Poetry can be very intimidating for some. I think that a lot of people immediately think of Shakespeare or some other Elizabethan or Victorian poet or author when they hear the word “poetry.” There are so many accessible poems nowadays. As I mentioned before, Mary Oliver is a wonderful example of a contemporary poet who focuses on the beauty of nature, as is Robert Frost.

Have you heard of Shel Silverstein? He is one of those timeless children’s poets. When I was about 10 years old, I remember being charged with the task of memorizing a certain Shel Silverstein poem in Library class. I can still recite it to this day! That is another illustration of the beauty of poetry – its importance as an educational tool.

Poetry helps promote literacy. I found great article on edutopia.com that illustrates this point very well. The article is called “Five Reasons Why We Need Poetry in Schools.” Author Elena Aguilar explains that poetry, when read aloud, has a beat and a rhythm. The rhyme and rhythm of poetry appeals to young children and helps to get them interested in sounds and movements.

Aguilar also stresses the importance of poetry as an English-language learning tool, and as I mentioned before, she also believes in the power of poetry as a way of learning about society and one’s self. “A well-crafted phrase or two in a poem can help us see an experience in an entirely new way,” Aguilar states.

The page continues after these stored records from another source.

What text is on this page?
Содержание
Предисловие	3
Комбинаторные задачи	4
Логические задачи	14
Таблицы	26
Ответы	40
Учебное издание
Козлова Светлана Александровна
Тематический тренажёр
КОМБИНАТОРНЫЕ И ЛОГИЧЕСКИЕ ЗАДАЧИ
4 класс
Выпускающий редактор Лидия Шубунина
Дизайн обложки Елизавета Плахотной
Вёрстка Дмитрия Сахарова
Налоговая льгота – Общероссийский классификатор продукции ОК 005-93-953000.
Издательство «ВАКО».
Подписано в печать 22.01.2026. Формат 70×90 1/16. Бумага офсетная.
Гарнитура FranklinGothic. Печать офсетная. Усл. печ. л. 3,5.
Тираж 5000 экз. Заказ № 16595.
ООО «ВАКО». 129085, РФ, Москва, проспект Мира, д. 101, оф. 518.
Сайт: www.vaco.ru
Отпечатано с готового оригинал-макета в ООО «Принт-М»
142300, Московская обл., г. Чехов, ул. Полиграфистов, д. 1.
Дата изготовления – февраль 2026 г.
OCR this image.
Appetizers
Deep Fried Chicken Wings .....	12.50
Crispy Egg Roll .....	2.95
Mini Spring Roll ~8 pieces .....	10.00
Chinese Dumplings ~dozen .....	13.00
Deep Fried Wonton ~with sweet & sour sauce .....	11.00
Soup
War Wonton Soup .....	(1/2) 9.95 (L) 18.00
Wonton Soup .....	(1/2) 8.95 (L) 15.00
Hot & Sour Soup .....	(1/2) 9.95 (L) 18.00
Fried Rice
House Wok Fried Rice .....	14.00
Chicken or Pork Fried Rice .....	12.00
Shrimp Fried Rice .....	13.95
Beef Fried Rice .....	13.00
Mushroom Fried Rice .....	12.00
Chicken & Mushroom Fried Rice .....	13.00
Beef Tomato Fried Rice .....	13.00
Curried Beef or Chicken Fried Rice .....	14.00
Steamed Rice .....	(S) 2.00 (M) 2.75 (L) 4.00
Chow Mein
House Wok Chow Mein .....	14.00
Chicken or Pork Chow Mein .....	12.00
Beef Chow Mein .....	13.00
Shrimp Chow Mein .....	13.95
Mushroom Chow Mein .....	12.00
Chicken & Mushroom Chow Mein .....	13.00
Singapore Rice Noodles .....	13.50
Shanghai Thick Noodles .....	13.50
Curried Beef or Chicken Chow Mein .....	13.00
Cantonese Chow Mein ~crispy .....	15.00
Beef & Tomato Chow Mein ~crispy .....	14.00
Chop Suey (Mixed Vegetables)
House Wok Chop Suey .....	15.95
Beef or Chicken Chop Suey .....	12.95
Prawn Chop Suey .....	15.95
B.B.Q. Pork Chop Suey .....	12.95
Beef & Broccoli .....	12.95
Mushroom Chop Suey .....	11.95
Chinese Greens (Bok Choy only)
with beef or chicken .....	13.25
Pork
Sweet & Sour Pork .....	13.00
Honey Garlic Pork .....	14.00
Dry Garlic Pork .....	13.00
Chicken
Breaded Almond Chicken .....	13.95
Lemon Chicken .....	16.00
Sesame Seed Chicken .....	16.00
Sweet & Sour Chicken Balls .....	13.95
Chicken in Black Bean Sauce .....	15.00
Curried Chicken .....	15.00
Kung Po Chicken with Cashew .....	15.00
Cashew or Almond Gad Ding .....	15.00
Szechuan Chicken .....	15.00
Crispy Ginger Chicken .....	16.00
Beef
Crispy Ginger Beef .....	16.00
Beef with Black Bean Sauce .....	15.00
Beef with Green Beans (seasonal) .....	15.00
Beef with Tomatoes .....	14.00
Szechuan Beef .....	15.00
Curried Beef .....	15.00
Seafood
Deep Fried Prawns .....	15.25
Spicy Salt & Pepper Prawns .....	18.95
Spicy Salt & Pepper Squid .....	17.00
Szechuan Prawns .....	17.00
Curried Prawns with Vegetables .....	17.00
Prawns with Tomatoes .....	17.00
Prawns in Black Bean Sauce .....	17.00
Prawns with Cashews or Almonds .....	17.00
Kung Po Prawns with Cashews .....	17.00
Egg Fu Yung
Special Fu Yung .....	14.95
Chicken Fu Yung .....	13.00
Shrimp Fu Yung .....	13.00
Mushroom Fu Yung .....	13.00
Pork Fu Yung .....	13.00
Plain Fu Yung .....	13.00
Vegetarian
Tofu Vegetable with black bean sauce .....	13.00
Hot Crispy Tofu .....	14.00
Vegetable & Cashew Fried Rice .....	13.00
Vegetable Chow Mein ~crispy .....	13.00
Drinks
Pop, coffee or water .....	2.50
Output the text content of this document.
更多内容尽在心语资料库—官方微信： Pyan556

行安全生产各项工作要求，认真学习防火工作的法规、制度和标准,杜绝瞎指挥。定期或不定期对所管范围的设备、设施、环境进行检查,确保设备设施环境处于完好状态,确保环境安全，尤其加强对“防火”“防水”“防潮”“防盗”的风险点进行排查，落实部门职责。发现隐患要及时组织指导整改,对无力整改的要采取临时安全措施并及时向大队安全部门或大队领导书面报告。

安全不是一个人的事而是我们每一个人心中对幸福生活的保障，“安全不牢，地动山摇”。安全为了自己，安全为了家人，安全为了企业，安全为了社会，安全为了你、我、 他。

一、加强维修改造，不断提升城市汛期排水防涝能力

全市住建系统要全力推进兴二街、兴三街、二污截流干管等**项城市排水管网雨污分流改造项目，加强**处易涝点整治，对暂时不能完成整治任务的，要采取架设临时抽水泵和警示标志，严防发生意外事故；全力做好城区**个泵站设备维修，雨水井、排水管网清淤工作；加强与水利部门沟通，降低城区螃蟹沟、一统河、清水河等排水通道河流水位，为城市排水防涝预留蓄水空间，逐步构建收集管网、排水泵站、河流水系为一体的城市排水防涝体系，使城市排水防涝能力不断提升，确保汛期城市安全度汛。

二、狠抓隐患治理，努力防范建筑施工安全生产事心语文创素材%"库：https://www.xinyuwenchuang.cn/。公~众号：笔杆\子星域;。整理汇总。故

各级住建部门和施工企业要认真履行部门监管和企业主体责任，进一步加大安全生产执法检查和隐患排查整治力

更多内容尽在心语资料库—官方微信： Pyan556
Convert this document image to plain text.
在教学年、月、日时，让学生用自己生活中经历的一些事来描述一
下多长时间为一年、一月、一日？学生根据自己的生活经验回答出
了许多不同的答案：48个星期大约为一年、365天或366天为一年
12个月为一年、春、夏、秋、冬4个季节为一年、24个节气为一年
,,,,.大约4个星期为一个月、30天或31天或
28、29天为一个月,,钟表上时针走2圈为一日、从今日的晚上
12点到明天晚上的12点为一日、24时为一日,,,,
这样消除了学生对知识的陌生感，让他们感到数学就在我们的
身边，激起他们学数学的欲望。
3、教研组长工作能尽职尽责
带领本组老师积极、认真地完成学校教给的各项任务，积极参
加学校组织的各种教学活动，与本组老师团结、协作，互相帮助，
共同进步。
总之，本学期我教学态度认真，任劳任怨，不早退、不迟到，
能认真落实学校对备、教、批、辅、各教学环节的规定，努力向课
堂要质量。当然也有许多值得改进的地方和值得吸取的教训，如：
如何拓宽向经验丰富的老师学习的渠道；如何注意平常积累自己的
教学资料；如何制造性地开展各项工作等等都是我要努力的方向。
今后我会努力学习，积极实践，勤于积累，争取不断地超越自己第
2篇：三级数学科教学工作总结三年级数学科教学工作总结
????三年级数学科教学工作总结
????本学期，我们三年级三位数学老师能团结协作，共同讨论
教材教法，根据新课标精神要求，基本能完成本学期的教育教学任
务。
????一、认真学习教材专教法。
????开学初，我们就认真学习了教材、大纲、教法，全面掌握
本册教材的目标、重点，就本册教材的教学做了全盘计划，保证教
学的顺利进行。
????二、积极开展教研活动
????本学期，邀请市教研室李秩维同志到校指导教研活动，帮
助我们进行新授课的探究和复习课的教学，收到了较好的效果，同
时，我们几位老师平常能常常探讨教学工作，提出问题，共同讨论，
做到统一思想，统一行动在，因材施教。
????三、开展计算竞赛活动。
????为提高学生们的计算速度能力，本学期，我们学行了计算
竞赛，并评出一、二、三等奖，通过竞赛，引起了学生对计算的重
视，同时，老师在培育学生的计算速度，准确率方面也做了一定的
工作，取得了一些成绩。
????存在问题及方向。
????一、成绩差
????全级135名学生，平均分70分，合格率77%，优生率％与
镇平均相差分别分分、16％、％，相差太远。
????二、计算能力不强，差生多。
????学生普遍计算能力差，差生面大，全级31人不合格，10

It can be easy to downplay the power of poetry, and many do. I ask you to think about the ways poetry has influenced your own life, or the life of someone you know. Many graduation speeches quote lines from Robert Frost’s “The Road Less Travelled,” and I’ve heard others use lines from Dr. Seuss’s “Oh, the Places You’ll Go!”

Some of the world’s most famous artists and musicians have benefitted from poetry. Bob Dylan, or Robert Zimmerman, took his stage name in honor of poet Dylan Thomas. Can you imagine Bob Dylan going by any other name? The Beatles’ song “Golden Slumbers” pays homage to Thomas Dekker’s poem” Golden Slumbers Kiss Your Eyes.” Psychedelic rock band, The Doors, owe their name to a William Blake poem, and Dante and John Milton’s works have even inspired video games.

This April I urge you to check out a book of poetry from the library. Or, stop by on April 21 for Poem in your Pocket Day and receive a poem to take home.

Challenge yourself to see the power of poetry.